You have a good maintenance program in place. It’s thorough and proven effective through your KPIs, while remaining consistent, well-tracked, and easily adapted if need be. But you think it can be even better. How do you make a great thing even better, without accidentally introducing inefficiency? Simple: Tweak the peripherals without disturbing the approach.
By thinking outside the box, you can address the indirect variables that affect your maintenance outcomes. Because these variables aren’t part of the overall scope of maintenance, they’re ripe for improvement — improvement that will inadvertently benefit your maintenance efforts. Don’t change things from a process standpoint; address issues both within and outside the established framework of your maintenance plan.
Consider what’s not considered
We already know that the type and frequency of maintenance performed impacts machine reliability and efficiency. What we might not be paying attention to is something more indirect, like how often we’re cleaning the workspace around a machine or what type of tools are being used to facilitate maintenance. This is where opportunities for improvement are plentiful. Some basic examples include:
- Using better equipment and parts doesn’t change your approach to maintenance, but it could result in better machine reliability and availability over the long-term.
- Having better tools available won’t impact how you perform maintenance, but it may boost the quality of the job performed, leading to a better caliber of maintenance.
- Better training, similar to better tools and equipment, can improve the results from general and routine maintenance procedures.
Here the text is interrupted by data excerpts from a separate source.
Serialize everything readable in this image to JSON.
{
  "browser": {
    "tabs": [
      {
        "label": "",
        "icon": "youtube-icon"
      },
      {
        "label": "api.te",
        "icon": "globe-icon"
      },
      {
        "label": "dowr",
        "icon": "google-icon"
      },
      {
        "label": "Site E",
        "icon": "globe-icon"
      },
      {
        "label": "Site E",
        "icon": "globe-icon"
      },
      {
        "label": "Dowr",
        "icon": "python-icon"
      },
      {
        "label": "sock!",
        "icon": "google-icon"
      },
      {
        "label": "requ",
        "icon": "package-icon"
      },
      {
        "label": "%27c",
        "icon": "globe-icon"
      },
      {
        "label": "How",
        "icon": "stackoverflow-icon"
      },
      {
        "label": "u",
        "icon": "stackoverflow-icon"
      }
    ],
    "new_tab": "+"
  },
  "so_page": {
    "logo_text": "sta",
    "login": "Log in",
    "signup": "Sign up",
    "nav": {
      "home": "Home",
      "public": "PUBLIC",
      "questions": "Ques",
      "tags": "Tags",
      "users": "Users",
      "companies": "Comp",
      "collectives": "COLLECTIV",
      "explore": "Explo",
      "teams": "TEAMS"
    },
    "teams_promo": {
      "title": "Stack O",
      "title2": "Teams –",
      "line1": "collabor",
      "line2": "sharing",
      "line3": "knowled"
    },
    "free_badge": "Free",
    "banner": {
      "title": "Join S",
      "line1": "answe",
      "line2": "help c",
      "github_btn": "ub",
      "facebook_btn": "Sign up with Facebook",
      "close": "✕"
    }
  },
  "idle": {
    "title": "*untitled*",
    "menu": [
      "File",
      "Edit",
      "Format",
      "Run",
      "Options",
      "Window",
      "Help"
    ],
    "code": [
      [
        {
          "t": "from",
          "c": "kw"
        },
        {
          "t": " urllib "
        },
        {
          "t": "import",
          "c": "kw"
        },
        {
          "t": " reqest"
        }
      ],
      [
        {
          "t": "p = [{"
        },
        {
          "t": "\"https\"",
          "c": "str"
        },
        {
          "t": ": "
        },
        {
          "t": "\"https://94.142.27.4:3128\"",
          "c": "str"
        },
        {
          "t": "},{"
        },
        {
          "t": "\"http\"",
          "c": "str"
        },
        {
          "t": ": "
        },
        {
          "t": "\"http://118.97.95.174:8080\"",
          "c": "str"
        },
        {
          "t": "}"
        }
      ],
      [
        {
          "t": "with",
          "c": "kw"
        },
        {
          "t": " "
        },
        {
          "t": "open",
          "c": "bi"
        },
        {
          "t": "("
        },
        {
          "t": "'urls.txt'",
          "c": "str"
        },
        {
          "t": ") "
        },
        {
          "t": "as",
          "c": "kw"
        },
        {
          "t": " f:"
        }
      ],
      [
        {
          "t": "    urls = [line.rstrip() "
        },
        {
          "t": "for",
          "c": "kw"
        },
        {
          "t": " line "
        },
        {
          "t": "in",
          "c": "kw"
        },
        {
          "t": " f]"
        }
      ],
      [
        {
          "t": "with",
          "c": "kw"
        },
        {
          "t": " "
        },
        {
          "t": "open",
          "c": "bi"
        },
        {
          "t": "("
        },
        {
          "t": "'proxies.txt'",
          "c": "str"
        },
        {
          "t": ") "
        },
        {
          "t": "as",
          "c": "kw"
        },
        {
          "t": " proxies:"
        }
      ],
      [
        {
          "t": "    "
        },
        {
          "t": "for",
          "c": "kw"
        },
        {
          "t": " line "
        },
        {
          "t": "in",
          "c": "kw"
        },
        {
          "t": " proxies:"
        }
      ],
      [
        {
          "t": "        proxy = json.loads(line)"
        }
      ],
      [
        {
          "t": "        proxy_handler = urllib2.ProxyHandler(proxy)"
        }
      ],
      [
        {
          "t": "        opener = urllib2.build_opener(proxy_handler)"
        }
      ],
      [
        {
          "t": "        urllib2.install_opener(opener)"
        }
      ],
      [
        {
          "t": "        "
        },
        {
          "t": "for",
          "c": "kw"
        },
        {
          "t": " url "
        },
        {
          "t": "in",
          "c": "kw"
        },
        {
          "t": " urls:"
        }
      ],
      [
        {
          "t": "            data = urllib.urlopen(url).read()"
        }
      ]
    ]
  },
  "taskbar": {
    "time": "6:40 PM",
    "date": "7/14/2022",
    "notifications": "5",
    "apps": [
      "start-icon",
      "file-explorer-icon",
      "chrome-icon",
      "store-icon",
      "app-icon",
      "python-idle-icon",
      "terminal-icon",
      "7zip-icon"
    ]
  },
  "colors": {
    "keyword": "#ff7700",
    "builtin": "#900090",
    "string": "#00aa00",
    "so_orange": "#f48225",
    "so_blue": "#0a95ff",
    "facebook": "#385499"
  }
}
- Cleaner, more well-maintained workspaces mean less debris and fewer detractors present, leading to a lower rate of contamination or obstruction in machine operation.
- Outsourcing maintenance can absolve you of difficult maintenance tasks, enabling in-house techs to focus more on essential tasks and daily demands.
- Auditing your process provides valuable insight into whether your maintenance approach works as well as you think it does.
All of these adjustments and many more like them won’t affect how you deliver maintenance, but they may impact the quality of your maintenance approach.
Effecting change … without change
By paying attention to variables outside the scope of general maintenance, manufacturers open themselves up to additional carryover benefits. For example, although cleaning a workstation more frequently may primarily benefit maintenance efforts, it can also reduce the risk of workplace injury and create pride of ownership among operators.
Instead of changing an effective maintenance approach, focus on the culture surrounding plant reliability. This means encouraging workers to think outside the normal realm of operations to better effect positive change. Instilling drivers of accountability, innovation, and transparency may lead to improvements across previously unaccounted for variables.
A new piece of maintenance equipment, better training, or different parts may not change the way you execute maintenance tasks, but it can certainly improve them. This is how you make a good maintenance program better, without disrupting the fundamental framework that enables its success.